We see that in case of Russia and Slovakia the significant interrelation between the country and the "search of adventures and risk or opportunity to have fun is important" variable is observed. With other valuable qualities the Country variable is conditional is independent.
Whereas in France and Russia distinction in the relation to three statements is significant: "it is important to be rich or to make success", "it is important to have a good time" and "it is important to be simple and modest".
Both of these outputs will be coordinated with results of the heatcard.
As for interrelation between latent variables, graphs for these couples of the countries differ only in one edge. For Russia and Slovakia the variables "it is important to have a good time" and "it is important to conform to the rules or it is important to help people around" are conditionally independent.

In summary I will note that in loglinear models for complex survey of data the step-by-step choice of model based on AIC or BIC results is not implemented yet. Articles with adaptation of these criteria to such data began to appear only in recent years. In particular, this year there was article [4], one of which coauthors — T. Lumley, the creator of packet of survey.

Literature:
[1] G. Tutz (2011) Regression for Categorical Data, Cambridge University Press.

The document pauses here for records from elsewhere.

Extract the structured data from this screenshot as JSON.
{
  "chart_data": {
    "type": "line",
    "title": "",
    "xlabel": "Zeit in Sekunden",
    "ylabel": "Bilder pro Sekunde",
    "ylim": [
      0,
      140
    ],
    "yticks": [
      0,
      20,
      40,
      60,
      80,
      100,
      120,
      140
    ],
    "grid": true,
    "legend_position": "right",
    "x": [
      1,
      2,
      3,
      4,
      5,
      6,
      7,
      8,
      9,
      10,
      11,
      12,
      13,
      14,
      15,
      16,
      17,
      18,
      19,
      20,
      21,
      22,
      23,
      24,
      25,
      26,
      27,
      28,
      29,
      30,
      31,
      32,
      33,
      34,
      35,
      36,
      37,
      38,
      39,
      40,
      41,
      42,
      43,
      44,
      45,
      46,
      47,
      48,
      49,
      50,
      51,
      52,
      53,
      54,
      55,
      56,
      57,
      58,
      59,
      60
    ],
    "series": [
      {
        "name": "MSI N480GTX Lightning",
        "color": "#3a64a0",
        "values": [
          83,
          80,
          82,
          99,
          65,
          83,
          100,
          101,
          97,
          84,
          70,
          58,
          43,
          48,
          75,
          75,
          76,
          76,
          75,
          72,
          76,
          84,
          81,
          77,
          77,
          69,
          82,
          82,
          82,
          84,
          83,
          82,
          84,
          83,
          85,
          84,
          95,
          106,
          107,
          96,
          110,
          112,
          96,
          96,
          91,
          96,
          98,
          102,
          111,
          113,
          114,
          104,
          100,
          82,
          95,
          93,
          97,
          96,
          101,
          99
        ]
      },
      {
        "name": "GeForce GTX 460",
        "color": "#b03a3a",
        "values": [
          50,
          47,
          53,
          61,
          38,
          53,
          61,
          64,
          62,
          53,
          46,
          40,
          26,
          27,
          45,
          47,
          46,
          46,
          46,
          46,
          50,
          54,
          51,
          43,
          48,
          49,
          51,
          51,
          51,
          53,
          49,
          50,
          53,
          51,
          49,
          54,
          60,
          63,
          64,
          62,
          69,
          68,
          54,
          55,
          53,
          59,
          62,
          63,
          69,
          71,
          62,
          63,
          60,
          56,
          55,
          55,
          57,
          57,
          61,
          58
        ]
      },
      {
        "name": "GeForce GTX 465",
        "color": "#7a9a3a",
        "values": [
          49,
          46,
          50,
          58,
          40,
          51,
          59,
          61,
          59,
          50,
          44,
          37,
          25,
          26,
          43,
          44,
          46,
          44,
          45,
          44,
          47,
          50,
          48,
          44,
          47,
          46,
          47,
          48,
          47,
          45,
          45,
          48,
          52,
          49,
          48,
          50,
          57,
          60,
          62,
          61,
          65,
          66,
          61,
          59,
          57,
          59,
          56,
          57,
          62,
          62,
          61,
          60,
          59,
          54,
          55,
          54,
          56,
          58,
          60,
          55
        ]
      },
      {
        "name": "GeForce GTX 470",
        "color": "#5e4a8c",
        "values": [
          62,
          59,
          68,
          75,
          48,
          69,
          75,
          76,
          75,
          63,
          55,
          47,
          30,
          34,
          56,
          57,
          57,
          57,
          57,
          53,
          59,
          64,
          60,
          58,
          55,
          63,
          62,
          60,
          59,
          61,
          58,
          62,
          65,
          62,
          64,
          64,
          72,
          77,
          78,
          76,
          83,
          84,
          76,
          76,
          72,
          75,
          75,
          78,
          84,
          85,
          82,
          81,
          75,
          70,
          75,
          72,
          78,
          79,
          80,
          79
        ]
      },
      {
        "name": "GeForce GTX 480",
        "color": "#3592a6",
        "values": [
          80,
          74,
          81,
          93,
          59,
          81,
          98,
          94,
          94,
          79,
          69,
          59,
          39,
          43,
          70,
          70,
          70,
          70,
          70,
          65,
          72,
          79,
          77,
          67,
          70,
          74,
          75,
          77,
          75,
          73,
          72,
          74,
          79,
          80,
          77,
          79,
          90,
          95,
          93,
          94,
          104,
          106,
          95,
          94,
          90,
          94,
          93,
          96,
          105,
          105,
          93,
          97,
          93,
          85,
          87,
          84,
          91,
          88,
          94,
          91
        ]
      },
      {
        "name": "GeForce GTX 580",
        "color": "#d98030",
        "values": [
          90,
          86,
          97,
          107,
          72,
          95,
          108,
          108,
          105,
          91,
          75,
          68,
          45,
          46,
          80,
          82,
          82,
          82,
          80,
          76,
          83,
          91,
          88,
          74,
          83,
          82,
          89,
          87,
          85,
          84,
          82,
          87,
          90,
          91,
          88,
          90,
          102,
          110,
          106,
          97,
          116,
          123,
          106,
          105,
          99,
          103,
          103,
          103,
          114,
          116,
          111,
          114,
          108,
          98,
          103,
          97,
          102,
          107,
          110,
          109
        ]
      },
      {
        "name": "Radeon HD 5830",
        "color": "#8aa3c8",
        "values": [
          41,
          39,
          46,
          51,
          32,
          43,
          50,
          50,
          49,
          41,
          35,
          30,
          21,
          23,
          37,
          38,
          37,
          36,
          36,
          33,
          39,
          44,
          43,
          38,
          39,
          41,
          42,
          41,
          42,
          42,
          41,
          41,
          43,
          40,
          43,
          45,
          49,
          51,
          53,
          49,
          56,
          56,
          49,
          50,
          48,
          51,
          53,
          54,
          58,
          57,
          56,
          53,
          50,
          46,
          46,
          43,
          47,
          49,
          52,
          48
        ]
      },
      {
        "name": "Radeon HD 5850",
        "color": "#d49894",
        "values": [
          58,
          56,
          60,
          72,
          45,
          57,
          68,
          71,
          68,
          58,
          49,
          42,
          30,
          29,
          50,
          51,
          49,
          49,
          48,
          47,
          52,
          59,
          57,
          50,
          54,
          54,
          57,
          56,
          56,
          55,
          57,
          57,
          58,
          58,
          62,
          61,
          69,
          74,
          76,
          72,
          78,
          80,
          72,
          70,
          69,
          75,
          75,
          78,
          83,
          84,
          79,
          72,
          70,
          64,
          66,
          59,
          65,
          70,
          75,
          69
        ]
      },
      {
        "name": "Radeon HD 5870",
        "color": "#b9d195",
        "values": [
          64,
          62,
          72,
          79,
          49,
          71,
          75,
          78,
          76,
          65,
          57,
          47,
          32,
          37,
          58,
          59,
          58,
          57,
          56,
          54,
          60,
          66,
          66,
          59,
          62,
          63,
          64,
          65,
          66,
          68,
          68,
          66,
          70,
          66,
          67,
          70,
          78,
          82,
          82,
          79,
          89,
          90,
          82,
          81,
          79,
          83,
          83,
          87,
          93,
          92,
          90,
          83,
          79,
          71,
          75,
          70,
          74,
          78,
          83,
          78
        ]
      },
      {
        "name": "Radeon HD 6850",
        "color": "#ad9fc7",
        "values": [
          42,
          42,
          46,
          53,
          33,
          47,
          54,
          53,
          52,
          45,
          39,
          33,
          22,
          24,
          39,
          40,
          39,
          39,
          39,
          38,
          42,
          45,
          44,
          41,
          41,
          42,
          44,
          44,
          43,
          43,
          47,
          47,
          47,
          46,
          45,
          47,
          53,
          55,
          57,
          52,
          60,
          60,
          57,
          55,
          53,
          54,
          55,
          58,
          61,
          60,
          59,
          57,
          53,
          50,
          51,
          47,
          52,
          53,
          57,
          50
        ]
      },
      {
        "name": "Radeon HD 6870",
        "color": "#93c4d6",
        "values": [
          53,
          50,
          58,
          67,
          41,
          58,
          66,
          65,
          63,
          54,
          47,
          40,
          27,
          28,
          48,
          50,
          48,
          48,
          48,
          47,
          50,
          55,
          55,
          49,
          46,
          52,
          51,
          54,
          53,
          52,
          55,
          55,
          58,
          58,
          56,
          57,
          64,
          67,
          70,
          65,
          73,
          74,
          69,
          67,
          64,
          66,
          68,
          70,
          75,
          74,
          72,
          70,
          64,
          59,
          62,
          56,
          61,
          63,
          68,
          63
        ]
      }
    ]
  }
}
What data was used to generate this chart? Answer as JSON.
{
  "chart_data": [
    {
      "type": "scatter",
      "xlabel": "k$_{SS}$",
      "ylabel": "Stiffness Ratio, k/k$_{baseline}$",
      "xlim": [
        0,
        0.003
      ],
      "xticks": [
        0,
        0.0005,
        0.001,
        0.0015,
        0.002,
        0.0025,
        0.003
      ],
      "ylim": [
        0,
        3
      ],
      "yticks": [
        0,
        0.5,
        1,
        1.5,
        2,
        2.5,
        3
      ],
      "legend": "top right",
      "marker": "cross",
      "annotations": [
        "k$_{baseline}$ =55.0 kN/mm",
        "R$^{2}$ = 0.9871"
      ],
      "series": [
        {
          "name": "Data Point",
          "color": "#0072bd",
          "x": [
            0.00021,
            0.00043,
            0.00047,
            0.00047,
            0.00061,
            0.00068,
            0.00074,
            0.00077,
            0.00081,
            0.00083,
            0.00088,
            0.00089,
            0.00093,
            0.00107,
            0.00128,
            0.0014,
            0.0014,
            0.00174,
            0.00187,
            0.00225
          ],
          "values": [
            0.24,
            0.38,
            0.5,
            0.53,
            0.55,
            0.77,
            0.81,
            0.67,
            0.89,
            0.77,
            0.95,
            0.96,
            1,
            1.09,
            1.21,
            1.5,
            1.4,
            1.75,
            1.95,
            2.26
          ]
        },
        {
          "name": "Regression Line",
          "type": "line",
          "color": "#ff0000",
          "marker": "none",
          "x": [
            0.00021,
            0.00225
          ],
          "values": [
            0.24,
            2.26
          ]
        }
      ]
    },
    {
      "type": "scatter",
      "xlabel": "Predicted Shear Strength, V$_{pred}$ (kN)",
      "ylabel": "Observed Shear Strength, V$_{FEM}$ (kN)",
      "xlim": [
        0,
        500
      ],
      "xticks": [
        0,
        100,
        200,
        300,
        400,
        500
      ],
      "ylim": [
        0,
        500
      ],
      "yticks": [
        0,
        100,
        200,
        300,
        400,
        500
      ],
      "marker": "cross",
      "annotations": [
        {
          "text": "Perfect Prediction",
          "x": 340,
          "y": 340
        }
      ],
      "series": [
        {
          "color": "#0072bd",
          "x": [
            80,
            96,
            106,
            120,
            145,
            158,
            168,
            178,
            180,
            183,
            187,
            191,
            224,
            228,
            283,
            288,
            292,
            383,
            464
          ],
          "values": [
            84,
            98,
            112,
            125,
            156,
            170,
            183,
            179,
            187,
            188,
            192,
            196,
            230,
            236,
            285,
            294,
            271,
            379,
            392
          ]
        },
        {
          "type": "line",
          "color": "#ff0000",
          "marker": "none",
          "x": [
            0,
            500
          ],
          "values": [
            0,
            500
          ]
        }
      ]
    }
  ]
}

[2] T. Lumley (2014) survey: analysis of complex survey samples. R package version 3.30.
[3] J. N. Darroch, S. L. Lauritzen, and T. P. Speed (1980) Markov fields and log-linear interaction models for contingency tables. Annals of Statistics 8(3), 522–539.
[4] T. Lumley, A. Scott (2015) AIC and BIC for modeling with complex survey data, J. Surv. Stat. Method. 3 (1), 1-18.